塩沢湖はボート遊びには絶好の場所だ。ここには軽井沢をこよなく愛した画家深沢紅子(こうこ)の野の花美術館がある。私は深沢紅子の手業が好きで、特に女性を描いた水彩画はよい。自分の部屋に飾って眺めているには絶品だと思う。野の花の絵は時折オークションに出るけれど、女性像はモデルの家族や子孫が手放さないのだろう。入手できない。
タリアセンには、堀辰雄の別荘や作家有島武郎が波多野秋子と情死を遂げた別荘〈浄月荘)も移築して保存されている。
堀辰雄の夫人は今年4月に老衰で無くなった。享年96歳である。追分で一人暮らしをしていて最近まで軽井沢の雑誌に良く登場していた。身の回りに結核患者が幾人もおりましたので堀が結核である事を結婚前に聞かされておりましたがいやだということはありませんでしたと笑顔で語っていた。
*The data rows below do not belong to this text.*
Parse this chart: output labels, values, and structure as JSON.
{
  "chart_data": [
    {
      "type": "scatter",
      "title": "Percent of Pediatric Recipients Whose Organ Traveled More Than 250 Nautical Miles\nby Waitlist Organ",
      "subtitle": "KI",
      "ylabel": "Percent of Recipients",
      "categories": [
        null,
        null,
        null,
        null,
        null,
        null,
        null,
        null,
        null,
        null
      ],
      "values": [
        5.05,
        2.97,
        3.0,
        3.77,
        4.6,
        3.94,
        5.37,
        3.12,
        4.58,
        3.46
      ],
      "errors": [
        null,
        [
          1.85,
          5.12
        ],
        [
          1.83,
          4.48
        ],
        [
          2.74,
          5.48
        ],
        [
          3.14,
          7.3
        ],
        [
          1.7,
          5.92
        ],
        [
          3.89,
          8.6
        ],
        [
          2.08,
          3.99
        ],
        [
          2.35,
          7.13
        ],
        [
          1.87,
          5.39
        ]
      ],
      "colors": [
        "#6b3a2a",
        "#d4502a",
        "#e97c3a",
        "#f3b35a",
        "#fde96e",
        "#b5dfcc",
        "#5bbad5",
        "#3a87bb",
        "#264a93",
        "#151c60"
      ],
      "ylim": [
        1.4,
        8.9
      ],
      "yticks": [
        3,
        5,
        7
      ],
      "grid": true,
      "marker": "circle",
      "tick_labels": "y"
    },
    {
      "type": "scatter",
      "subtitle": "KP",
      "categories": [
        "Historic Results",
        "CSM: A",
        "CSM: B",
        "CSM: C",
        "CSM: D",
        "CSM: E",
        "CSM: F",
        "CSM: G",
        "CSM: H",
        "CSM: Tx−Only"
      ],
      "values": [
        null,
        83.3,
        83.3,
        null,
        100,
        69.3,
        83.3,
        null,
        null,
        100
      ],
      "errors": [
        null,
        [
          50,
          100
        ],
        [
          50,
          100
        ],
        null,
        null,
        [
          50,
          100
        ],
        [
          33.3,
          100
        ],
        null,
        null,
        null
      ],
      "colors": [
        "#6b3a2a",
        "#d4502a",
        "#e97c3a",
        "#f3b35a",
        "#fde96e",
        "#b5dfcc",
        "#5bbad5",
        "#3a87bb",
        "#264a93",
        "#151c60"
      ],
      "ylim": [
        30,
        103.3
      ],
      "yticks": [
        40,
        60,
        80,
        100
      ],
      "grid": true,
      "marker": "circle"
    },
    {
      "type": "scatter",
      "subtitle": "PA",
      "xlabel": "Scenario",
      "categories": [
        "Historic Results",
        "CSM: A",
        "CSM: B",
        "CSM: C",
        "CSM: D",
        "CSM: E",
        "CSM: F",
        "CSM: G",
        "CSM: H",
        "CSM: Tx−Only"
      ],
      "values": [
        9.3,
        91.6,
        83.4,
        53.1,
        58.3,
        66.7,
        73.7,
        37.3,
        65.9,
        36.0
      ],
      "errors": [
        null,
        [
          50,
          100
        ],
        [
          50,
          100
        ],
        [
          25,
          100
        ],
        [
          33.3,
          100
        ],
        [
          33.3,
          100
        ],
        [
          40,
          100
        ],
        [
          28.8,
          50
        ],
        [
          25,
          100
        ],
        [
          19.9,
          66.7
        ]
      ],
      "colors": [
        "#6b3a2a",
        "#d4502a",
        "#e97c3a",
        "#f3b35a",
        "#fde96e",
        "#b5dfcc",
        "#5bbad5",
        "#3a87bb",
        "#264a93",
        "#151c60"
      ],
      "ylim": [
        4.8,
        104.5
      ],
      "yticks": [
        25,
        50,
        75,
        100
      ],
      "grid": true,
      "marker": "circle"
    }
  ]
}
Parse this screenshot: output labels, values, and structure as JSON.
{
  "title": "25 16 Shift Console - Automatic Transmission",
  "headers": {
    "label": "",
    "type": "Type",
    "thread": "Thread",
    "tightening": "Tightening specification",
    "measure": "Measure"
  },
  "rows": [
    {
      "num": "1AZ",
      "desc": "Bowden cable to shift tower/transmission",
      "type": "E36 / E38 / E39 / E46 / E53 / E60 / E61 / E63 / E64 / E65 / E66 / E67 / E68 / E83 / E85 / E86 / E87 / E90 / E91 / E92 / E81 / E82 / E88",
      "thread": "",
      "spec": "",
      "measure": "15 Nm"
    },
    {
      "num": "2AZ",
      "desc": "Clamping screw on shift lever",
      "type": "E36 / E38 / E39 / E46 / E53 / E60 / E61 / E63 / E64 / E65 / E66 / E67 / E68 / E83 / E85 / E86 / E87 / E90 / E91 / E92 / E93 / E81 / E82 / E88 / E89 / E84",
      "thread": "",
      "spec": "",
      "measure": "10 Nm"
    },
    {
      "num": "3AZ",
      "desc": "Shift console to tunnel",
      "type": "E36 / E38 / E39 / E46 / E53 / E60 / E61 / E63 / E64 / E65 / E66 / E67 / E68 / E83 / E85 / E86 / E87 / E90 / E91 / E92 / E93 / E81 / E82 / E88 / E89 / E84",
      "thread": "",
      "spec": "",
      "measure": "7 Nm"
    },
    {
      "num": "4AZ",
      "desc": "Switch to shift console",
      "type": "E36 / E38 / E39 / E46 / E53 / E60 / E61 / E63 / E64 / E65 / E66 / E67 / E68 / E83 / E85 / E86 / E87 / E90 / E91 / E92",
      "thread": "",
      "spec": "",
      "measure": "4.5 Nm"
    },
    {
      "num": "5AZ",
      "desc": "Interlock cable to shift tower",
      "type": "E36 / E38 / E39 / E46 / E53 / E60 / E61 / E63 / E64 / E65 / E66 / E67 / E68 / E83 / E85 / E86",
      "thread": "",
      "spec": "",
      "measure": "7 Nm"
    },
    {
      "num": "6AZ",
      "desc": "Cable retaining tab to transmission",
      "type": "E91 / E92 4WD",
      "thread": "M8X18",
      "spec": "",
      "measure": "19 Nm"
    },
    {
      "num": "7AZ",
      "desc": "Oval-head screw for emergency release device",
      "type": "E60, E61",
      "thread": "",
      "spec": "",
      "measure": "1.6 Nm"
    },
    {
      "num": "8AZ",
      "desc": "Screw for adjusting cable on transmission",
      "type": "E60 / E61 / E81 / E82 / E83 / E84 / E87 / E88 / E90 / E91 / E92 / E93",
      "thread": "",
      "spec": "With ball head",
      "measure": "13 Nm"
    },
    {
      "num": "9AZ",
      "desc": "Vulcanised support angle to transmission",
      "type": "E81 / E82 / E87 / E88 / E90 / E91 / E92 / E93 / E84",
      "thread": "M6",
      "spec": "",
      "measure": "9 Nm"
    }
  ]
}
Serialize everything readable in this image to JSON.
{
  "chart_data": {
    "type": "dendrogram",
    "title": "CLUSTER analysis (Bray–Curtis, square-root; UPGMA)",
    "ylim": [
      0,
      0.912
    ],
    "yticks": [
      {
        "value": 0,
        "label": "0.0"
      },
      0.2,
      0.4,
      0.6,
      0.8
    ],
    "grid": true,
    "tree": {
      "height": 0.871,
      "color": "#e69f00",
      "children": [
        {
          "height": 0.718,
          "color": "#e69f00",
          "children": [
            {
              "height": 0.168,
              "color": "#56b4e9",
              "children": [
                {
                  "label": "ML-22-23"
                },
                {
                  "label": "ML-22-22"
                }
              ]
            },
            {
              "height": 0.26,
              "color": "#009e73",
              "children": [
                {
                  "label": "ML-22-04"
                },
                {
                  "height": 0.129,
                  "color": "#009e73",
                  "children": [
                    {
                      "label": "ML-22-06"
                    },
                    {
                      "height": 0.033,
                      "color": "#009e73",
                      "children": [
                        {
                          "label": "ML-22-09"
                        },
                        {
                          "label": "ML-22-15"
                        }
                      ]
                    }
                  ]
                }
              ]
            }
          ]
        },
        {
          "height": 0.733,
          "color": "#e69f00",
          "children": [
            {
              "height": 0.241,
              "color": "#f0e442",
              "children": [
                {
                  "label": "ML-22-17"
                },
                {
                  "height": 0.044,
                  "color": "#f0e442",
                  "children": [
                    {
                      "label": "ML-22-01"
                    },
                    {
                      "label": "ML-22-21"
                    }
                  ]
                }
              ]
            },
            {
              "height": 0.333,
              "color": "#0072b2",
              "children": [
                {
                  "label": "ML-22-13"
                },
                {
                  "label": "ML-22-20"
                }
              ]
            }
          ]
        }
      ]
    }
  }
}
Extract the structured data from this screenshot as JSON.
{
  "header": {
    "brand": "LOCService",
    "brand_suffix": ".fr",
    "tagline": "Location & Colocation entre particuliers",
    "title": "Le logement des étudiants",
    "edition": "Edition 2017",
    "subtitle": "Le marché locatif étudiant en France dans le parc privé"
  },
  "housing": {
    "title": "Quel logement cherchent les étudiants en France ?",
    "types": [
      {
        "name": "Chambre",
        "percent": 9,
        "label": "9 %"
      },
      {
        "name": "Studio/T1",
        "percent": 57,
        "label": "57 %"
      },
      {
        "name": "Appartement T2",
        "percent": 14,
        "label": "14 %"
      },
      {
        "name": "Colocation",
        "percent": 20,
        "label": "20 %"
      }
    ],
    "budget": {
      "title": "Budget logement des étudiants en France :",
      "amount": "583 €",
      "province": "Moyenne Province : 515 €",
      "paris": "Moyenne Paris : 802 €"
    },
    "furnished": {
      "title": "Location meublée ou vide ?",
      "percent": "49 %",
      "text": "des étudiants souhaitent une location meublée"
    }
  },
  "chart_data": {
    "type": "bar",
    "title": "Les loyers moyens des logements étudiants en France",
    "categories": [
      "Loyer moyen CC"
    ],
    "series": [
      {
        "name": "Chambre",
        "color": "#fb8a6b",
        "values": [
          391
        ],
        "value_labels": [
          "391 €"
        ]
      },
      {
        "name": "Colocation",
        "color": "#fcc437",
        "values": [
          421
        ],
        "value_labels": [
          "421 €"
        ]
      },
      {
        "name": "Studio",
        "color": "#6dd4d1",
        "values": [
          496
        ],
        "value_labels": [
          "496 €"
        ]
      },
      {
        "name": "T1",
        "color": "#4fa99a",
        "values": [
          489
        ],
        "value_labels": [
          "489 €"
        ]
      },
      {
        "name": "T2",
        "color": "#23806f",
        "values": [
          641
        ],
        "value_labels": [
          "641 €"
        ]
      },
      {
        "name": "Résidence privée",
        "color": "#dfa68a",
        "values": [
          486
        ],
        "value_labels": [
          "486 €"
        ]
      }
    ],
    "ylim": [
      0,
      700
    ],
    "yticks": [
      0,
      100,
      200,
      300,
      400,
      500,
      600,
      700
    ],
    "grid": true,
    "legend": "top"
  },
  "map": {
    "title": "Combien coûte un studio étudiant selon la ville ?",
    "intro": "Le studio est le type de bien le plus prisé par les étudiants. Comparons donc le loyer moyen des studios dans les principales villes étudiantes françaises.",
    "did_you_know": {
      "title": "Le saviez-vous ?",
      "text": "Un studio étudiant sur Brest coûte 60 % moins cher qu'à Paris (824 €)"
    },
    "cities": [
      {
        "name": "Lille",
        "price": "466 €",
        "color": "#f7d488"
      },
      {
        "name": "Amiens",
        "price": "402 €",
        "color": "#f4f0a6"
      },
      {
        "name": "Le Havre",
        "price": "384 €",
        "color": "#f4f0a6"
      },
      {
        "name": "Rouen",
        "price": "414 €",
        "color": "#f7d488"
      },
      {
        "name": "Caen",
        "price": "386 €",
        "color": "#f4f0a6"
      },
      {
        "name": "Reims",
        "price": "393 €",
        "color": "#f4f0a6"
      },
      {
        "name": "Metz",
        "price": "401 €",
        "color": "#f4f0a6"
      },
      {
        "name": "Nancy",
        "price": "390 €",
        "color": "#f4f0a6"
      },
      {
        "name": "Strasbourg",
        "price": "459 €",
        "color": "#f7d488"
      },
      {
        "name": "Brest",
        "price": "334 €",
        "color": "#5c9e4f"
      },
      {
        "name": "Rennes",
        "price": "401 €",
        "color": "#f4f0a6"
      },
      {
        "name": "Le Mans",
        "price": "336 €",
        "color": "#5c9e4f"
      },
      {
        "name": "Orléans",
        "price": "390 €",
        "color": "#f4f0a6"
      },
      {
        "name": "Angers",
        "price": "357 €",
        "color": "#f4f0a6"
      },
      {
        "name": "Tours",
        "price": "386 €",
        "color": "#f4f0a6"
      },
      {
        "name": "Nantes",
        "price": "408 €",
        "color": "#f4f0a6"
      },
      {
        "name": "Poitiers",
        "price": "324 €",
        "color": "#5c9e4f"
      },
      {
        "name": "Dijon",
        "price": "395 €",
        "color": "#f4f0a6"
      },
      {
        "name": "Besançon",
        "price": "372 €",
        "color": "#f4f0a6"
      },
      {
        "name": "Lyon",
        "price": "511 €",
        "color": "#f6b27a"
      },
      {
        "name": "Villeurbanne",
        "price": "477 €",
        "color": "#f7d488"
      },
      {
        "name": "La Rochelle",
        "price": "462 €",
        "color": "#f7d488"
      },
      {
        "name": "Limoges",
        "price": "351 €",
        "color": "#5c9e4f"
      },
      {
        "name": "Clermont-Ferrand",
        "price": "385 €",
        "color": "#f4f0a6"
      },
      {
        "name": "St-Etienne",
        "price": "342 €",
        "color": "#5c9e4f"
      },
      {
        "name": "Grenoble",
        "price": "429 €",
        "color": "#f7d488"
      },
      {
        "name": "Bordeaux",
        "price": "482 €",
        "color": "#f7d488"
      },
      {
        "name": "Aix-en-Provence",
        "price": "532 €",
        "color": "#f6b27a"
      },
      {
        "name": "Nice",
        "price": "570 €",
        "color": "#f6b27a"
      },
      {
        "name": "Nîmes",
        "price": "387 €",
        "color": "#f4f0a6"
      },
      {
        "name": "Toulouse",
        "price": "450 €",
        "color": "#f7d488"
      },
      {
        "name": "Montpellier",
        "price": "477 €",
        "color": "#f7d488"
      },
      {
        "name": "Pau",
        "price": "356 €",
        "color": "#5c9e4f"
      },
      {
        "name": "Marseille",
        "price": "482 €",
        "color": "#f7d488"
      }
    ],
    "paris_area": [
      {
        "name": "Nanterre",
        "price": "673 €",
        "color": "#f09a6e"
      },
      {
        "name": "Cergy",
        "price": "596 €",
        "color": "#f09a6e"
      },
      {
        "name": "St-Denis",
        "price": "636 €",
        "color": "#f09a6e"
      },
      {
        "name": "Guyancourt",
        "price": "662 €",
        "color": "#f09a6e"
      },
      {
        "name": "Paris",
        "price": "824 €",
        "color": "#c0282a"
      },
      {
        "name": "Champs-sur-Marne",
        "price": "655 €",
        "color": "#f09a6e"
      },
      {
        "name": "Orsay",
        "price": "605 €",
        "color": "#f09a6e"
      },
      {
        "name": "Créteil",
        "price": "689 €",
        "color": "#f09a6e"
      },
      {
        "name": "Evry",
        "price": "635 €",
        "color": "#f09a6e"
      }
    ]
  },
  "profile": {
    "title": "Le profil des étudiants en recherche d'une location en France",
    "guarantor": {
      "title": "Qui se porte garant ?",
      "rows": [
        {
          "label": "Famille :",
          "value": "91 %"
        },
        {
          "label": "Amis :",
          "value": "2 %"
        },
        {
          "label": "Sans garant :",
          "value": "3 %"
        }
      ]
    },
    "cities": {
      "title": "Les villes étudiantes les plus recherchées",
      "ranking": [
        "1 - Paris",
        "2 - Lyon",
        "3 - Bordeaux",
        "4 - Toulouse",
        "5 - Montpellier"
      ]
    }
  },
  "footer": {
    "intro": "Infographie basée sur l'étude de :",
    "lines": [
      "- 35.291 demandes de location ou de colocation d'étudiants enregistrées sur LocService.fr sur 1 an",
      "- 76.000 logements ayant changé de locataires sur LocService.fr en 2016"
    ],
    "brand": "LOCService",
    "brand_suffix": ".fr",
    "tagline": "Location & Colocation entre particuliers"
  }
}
有島武郎はカインの末裔や、或る女、童話一房の葡萄などで知られた作家である。梅雨時の心中で死後1ヶ月以上も発見されなかったがため腐乱して遺書から有島と判別したという話はあまりにも有名である。いまは改装されて一房の葡萄という喫茶になっている。
それから私たちは室生犀星の別荘を見て、ついでに天皇、皇后陛下の軽井沢の恋で有名になったテニスコート周辺を散策した。
帰路は大渋滞であった。考えて見れば6日、7日を休めば今日はGWの最終日に当たる。これは混むはずだ。おまけに追突事故が二件もあった。帰りは遅くなってしまったがおかげで脳は白紙に戻った。